Assistia-se a uma progressiva expansão do número de fiéis e, no mesmo ritmo, a um enfraquecimento das exigências exigidas aos catecúmenos e aos recém-batizados: assim, a história da comunidade cristã primitiva de Jerusalém e as vidas dos mártires da fé começou a ser lidas como testemunhos de uma “era de ouro”, em que o Evangelho tinha sido vivido com pureza e integridade já perdidas. À forma por antonomásia da santidade, o martírio de sangue, somou-se a do eremitismo, caracterizada por uma “separação”, um anacorese, uma retirada a um lugar deserto.
A área original desse movimento ascético abraçava todo o Egito, a Palestina e a Síria: a partir daí, experiências independentes e paralelas de um vida eremítica e cenobítica se estenderiam gradualmente à Capadócia e ao Ocidente, começando pelas zonas mediterrânicas da Gália e da Itália. O deserto permaneceria, em todo o caso, como elemento comum caso para as várias experiências, carregado como é de reminiscências bíblicas, dos 40 anos de Israel à espera de entrar na terra prometida, até os 40 dias de tentações vividas por Jesus no início do seu ministério público: lugar de provação e tentação, mas também de compromisso entre Deus e o seu povo, como canta o profeta Oseias.
Mas o que buscavam os primeiros monges e, em particular, os eremitas, fugindo na solidão do deserto? Ou, melhor, do que fogem com essa anacorese? Acima de tudo, do já onipotente poder do império: no deserto, o imperador não busca súditos para impor tributos, nem adoradores que o venerem, nem envia para lá funcionários que o representem ou colonos que limpem o terreno, no máximo, limita-se a recrutar lá alguns nômades para o seu exército. Nesse sentido, a fuga para o deserto é contemporânea e não posterior ao testemunho do martírio de sangue: são duas maneiras para afirmar com toda a própria vida que se quer servir apenas ao Senhor, e, muitas vezes, a escolha por uma ou outra é imposta pelas condições externas.
O deserto, pela sua natureza, predispõe tudo para que, na vida de quem o habita, não haja nenhum Deus além do Senhor, nenhuma outra realidade objeto de adoração e de culto. Esse desejo de servir a um único Senhor é acompanhado por uma rejeição da mentalidade mundana, do modo de pensar, de agir, de julgar próprio de quem serve a vários mestres, de quem adapta os próprios comportamentos não à conformidade com o Evangelho, mas sim ao seu grau de oportunidade e conveniência, ao sucesso, ao dinheiro ou, mais simplesmente, à vida tranquila que eles asseguram.
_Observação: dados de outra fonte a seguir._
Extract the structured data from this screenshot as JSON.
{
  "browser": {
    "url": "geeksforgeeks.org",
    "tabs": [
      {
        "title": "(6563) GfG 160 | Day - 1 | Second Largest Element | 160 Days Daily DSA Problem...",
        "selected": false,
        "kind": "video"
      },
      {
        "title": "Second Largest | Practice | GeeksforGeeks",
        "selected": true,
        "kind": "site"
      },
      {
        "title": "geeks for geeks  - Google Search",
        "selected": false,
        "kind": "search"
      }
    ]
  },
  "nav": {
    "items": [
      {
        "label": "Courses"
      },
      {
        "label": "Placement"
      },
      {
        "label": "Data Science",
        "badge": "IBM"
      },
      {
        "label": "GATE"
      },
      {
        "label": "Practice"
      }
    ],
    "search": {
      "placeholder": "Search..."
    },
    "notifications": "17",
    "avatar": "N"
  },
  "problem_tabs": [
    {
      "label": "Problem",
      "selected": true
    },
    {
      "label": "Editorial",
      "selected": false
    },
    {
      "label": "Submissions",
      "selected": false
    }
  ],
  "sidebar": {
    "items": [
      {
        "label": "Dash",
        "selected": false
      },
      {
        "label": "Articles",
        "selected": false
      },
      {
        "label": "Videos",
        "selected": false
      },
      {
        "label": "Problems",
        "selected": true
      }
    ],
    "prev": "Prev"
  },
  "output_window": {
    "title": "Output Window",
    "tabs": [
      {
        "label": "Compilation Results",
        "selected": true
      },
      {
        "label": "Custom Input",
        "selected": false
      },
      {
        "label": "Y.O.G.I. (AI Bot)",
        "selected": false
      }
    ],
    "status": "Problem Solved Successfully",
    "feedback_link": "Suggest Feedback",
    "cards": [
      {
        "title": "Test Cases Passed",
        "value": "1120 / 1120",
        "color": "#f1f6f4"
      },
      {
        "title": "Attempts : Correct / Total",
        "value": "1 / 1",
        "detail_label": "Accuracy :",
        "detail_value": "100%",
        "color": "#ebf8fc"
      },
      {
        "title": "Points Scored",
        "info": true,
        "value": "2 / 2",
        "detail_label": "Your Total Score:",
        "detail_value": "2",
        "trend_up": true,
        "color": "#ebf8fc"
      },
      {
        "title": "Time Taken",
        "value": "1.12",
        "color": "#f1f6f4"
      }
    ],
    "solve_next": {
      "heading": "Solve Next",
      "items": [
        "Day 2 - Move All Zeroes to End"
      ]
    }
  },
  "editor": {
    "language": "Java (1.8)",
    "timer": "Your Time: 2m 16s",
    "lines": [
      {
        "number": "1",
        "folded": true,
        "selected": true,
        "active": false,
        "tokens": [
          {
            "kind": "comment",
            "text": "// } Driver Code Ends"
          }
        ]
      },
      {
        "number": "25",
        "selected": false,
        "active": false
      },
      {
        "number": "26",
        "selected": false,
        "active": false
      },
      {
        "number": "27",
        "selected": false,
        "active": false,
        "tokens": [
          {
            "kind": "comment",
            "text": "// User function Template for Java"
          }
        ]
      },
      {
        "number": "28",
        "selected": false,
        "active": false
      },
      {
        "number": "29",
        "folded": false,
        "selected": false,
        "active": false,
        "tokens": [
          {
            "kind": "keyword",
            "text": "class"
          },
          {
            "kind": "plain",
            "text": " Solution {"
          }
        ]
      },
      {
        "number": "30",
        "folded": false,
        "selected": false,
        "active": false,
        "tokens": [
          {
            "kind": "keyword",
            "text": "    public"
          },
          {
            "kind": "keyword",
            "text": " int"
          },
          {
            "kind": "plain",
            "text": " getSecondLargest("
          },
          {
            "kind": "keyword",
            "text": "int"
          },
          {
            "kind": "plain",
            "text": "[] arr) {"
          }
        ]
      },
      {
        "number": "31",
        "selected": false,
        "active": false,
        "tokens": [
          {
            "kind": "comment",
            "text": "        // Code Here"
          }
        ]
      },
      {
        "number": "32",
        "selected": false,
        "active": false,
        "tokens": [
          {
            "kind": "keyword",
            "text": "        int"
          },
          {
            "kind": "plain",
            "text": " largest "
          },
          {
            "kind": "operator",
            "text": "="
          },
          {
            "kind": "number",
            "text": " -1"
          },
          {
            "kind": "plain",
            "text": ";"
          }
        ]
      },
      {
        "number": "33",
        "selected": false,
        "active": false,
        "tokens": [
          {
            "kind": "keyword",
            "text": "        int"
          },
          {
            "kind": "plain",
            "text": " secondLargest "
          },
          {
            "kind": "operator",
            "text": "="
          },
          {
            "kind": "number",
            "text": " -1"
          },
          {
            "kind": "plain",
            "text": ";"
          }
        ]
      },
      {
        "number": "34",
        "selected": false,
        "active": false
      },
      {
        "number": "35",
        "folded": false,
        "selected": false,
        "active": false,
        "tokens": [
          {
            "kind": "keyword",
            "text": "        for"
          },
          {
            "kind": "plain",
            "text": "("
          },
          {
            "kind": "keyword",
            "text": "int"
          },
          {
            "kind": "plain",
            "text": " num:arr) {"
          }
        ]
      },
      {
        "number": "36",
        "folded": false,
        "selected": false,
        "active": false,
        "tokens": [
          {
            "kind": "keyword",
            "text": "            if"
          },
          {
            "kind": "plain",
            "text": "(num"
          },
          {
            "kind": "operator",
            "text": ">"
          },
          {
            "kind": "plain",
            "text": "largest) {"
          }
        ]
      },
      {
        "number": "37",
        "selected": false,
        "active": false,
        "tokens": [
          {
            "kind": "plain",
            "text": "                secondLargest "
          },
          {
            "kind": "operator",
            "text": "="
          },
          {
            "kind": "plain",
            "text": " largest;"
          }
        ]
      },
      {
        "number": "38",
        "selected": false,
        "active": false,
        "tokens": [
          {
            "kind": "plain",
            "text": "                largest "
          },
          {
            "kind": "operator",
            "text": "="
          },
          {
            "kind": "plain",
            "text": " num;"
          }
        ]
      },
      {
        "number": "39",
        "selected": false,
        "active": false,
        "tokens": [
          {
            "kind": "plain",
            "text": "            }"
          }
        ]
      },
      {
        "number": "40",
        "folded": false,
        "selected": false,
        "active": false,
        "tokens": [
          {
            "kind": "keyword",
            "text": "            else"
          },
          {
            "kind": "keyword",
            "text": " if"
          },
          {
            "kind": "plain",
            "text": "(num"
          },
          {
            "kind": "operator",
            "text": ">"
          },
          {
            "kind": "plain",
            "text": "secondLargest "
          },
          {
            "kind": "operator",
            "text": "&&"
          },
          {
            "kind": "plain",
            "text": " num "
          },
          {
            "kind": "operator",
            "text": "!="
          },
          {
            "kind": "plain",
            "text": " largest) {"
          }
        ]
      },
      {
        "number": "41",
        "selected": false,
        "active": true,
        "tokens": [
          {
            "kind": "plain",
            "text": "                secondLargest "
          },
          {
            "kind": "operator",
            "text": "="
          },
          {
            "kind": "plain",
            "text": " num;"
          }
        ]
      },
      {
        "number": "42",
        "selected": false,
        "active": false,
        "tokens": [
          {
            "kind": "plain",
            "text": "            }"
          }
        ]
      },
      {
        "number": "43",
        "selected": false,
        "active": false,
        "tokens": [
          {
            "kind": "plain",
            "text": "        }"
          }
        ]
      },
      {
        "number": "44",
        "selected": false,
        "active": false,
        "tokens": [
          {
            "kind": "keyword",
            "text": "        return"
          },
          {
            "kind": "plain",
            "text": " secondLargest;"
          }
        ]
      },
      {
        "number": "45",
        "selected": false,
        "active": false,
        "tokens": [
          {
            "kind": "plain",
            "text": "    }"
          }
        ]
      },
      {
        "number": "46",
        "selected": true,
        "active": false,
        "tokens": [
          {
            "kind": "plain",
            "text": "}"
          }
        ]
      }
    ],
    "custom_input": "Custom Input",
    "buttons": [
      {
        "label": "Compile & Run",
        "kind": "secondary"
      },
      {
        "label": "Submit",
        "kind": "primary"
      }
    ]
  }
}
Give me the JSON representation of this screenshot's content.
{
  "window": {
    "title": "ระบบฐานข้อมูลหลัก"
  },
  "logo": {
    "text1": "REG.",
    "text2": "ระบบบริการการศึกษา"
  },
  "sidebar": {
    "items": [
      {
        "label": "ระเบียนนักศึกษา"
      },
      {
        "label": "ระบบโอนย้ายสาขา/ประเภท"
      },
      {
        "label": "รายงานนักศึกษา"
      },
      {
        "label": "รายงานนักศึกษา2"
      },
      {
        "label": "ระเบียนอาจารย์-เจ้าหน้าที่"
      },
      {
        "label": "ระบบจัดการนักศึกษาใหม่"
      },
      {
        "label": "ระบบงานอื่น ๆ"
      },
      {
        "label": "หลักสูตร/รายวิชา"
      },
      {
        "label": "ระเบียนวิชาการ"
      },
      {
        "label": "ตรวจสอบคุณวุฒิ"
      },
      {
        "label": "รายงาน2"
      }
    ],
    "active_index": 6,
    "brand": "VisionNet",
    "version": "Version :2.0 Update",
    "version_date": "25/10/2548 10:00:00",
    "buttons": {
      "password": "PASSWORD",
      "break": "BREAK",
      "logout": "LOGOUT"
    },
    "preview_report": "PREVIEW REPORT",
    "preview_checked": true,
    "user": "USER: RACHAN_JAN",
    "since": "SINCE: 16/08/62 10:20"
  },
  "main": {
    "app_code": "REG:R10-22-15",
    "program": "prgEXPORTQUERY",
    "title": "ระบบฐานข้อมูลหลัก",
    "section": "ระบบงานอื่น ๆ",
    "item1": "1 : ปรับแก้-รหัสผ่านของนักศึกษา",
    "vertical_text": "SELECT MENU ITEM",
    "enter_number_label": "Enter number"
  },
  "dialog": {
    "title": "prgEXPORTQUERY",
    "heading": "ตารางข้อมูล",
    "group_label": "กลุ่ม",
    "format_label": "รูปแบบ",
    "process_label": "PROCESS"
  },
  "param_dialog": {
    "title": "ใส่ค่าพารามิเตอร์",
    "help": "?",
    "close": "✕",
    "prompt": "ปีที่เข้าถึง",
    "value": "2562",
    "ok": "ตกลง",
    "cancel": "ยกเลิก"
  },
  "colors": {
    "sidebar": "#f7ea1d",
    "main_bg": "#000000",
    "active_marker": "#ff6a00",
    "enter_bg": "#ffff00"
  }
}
No entanto, o eremitismo, justamente devido à sua especificidade até mesmo dentro do fenômeno monástica, sempre seria lido e interpretado de modo ambivalente: por um lado, ele é considerado como a forma excelente de vida monástica, apta para poucos; por outro, entreveem-se os seus limites na impossibilidade anexa de servir aos irmãos no cotidiano e no risco de trocar a vontade própria pela do Senhor.
Justamente por isso, a tradição monástica do Ocidente, assim como do Oriente, a partir da Regra de Bento até a práxis contemporânea no deserto egípcio, sempre considerou possível a abordagem à vida eremítica somente depois de um tempo prolongado de vida comunitária e o consentimento de um pai espiritual. Historicamente, isso aconteceu muitas vezes, continua acontecendo e seria desejável, de certa forma, que sempre acontecesse.
Mas o inverso também é atestado: quase todas as novas formas de vida cenobítica – começando pelo próprio Bento – têm origem na retirada ao deserto do ermo de um homem sozinho, que abandona tudo e todos, e que somente depois é alcançado por alguns discípulos, para os quais ele aceita ser guia e redigir uma “regra” de vida.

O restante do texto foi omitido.